Gerade ist Wahlkampf. Da kann es keine Debatte geben, in der es nicht auch darum geht, für die eigene Partei zu werben. Ist das der richtige Zeitpunkt für so ein überparteiliches Anliegen?
Das wird ein guter Moment sein, um zu zeigen, dass die demokratischen Fraktionen geeint sind und die Demokratie schützen. Im Ziel sind wir Demokraten uns alle einig: Die Demokratie muss vor der AfD geschützt werden. Die Frage ist nur die nach dem Zeitpunkt.
Ich bin kein großer Fan dieses Ansatzes. Denn damit so ein Gutachten aussagekräftig ist, müsste man auf das Material des Verfassungsschutzes zugreifen. In dem Moment, in dem das möglich ist, wären wir aber schon im Verbotsverfahren. Aus meiner Sicht braucht es eine solche Vorabprüfung nicht, es liegt genug Material vor.
Selbst wenn ein Verbotsverfahren eingeleitet würde und das Bundesverfassungsgericht die AfD am Ende verbietet, wären am Ende noch die AfD-Wähler da. Die sagen immer häufiger, dass sie die AfD für ihre Inhalte wählen. Gäbe es dann nicht einfach schnell eine Nachfolgepartei?
Unter ein solches Urteil würden auch Nachfolgeparteien fallen. Es wäre also nicht so leicht, eine AfD 2.0. zu gründen.
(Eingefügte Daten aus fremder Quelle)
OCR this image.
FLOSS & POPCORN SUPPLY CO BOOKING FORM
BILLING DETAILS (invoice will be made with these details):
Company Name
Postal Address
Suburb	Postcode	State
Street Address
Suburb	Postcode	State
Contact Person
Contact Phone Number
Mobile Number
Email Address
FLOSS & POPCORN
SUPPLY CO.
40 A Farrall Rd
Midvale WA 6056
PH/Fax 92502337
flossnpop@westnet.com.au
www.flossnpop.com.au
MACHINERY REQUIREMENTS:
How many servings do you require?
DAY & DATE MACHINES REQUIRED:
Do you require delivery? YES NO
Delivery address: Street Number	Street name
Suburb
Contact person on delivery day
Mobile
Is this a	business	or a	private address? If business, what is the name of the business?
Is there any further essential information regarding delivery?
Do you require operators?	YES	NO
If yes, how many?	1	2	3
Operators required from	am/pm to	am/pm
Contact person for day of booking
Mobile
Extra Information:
Wir könnten große Teile der Wählerinnen und Wähler der AfD ins demokratische Spektrum zurückholen.
Wenn es anders käme, und in Karlsruhe entschieden würde, die AfD nicht zu verbieten, könnte das die Partei stärken.
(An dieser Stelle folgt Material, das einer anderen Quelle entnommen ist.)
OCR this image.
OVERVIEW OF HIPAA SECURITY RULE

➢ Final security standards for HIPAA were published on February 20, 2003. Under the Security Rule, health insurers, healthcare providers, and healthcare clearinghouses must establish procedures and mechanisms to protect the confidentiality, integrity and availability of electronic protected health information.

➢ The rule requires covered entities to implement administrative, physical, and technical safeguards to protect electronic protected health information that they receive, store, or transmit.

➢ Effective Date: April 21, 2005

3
Ja, das könnte passieren. Die Frage ist aber: Was passiert, wenn wir den Antrag nicht stellen? Wie lange haben wir überhaupt noch die Chance, einen solchen Antrag zu stellen? Wenn wir den richtigen Zeitpunkt verpassen, ist das möglicherweise der Untergang der Demokratie.
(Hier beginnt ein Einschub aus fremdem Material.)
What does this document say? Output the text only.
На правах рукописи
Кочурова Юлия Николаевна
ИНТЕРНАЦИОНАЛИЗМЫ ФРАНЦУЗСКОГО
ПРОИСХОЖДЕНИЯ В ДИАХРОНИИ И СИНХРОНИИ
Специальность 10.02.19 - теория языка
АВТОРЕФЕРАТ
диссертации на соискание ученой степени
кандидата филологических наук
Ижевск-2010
Sie meinen, dass die AfD künftig eine Mehrheit hat?
Davon sind wir glücklicherweise weit entfernt. Aber die Union liebäugelt in einigen Landesverbänden damit, mit der AfD zu regieren. Wenn das erst einmal passiert, wäre es schwierig die AfD zu verbieten, selbst wenn sie bundesweit gesichert rechtsextrem wäre.
CDU-Chef Friedrich Merz schließt jede Zusammenarbeit aus. Unter anderem daraus macht die AfD dann den Vorwurf, sie werde von den anderen Parteien diskriminiert. Ein Verbotsverfahren würde es der Partei noch leichter machen, in die Opferrolle zu schlüpfen, oder?
Das macht sie sowieso. Deshalb würde ich das als Argument nicht gelten lassen. Die Voraussetzungen für ein Parteiverbot könnten bei der AfD erfüllt sein. Sie hat ein Klima geschaffen, in dem zum Beispiel mein Kollege Matthias Ecke angegriffen wurde. Oder denken Sie an die Verbindungen zu Russland und China. Jetzt ist ein Moment erreicht, an dem man handeln muss.